Tama mendecakkan lidahnya. "Aku tak percaya pada Pak Romi. Ia sangat aneh. Dari tubuhnya aku bisa mencium aroma darah."
"Masa?" Aku bergidik. "Apa ia Tuyul Hitam-nya? Tapi, ia terlalu gendut untuk menjadi tuyul."
Tama terkekeh. "Hey, jangan body shaming."
"Selain itu, wajahnya terlampau tua untuk menjadi tuyul. Tidak innocent," lanjutku serius.
Tama malah nyengir mendengar analisisku. "Ray, Ray, kau ini memang masih begitu belia."
"Jangan meremehkanku," sergahku sembari mendengus.
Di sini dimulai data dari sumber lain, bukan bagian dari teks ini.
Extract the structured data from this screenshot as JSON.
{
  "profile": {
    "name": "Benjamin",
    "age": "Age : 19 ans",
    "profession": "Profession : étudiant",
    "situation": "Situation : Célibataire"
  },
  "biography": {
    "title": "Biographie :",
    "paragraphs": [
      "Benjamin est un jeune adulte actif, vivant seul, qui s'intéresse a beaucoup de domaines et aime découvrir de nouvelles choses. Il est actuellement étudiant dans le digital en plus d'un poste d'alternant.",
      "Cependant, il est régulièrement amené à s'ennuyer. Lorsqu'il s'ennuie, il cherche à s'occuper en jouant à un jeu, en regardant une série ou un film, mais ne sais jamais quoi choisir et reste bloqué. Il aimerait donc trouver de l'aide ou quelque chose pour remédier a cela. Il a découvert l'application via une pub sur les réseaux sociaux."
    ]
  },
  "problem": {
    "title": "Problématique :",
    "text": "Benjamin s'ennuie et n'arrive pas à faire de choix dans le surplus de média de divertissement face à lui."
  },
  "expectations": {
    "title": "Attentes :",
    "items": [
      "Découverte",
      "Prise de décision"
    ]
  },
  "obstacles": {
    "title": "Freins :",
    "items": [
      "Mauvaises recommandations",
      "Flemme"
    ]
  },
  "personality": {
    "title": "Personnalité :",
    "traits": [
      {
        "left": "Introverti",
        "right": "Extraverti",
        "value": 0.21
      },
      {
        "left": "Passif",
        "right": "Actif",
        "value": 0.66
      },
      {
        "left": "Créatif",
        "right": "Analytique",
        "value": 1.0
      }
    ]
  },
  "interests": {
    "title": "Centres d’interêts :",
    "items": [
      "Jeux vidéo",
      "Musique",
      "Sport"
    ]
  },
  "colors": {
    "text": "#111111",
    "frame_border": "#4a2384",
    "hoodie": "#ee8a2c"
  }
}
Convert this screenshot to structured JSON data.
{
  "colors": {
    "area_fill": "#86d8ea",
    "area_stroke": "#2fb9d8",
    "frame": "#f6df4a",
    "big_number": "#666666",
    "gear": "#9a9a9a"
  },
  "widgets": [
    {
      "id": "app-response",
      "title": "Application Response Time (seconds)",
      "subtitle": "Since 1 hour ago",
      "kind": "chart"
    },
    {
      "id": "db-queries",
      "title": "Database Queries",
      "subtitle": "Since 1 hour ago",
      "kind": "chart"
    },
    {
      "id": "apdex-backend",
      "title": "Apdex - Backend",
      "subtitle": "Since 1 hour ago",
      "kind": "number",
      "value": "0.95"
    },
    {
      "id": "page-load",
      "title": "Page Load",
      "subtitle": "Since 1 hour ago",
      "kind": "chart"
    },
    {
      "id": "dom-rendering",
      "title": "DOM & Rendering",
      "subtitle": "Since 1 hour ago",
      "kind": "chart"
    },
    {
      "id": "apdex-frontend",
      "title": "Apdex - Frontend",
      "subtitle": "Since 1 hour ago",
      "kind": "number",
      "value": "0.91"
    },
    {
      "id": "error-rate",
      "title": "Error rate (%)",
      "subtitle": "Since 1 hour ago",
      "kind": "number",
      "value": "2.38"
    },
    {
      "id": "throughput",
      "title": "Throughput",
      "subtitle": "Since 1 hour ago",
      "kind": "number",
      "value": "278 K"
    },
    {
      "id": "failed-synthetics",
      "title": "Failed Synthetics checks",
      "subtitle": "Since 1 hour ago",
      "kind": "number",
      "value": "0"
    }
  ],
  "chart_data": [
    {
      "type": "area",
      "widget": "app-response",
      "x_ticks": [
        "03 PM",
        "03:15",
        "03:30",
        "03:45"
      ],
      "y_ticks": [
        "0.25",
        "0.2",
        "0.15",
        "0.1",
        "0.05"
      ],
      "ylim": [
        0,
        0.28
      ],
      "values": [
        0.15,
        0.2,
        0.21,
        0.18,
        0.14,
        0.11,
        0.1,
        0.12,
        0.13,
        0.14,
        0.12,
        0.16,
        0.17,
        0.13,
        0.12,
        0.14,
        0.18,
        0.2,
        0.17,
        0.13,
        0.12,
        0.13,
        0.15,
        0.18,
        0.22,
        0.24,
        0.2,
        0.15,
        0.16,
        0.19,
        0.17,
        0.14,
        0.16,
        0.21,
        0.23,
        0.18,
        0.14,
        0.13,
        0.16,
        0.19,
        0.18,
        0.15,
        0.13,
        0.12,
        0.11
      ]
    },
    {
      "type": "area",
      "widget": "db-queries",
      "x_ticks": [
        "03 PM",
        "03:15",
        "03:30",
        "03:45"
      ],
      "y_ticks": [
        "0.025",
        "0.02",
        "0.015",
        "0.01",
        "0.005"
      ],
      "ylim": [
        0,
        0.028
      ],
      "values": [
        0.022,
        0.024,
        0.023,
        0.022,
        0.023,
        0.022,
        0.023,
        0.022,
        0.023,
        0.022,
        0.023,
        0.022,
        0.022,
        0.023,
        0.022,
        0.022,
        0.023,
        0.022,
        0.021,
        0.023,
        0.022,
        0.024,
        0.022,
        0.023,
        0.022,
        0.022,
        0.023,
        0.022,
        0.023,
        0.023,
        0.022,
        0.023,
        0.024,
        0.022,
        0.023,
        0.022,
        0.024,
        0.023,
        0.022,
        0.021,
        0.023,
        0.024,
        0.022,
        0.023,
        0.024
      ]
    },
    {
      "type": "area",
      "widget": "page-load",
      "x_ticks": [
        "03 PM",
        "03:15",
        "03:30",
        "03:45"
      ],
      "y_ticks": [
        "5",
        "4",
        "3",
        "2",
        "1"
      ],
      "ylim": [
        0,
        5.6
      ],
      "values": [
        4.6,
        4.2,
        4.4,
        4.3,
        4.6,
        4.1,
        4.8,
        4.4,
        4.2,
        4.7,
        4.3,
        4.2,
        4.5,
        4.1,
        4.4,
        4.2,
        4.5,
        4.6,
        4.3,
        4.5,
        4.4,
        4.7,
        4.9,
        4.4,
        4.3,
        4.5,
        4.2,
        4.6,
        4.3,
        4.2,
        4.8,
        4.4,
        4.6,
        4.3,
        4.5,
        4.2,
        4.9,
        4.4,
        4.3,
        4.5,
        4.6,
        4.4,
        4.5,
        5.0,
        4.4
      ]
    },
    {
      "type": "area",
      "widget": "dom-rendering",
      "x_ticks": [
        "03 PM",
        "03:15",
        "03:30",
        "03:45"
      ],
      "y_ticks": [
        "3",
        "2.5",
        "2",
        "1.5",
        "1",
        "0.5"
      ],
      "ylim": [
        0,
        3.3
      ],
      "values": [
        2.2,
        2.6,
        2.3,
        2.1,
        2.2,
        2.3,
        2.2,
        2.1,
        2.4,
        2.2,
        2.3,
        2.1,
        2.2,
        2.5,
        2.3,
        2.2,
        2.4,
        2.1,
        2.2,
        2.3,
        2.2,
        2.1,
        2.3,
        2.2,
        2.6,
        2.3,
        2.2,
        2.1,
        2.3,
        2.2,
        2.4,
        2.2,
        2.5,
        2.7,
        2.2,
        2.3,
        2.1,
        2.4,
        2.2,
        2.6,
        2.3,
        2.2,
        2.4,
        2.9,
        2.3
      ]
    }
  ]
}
"Kau melupakan clue-nya. DUKUN."
Aku terperanjat. "Pak Romi tidak memiliki tampang dukun. Ia begitu rapi."
"Kau ini aneh. Memangnya kau pikir dukun itu harus berambut gimbal? Berbaju hitam? Juga memakai kalung dan gelang tengkorak?"
"Yeah. Tepat sekali gambaranmu. Tambahkan juga aroma kemenyan," sahutku sembari menjentikkan jari.
Tama menghela napas. "Dasar polos. Mari segera keluar rumah ini."
"Bayaran kita bagaimana? Setidaknya, kita sudah menangkap seekor tuyul."
"Sudah begini kau masih juga memikirkan honor? Lupakan saja," tegas Tama. "Nanti kau blokir no handphone Pak Romi. Kita tak perlu berurusan dengan dukun ilmu hitam. Aku tak mengerti apa maunya dia berpura-pura sebagai korban Tuyul Hitam. Bahkan, ia mengorbankan salah satu tuyulnya yang kemampuan mistisnya masih rendah."
"Mungkin saja hanya untuk menghentikan gosip tetangga yang sudah melihat tuyul?"
"Bisa jadi. Entahlah. Perasaanku tak enak."
Aku tak menyadari bayangan gelap yang mengamati kepergianku dan Tama. Pak Romi mengintip dengan seksama. Ia tersenyum misterius. Di punggungnya tersampir tuyul yang tampak renta. Kulit tuyul tersebut putih dengan urat saraf yang kebiru-biruan. Mata tuyul tersebut setengah terpejam.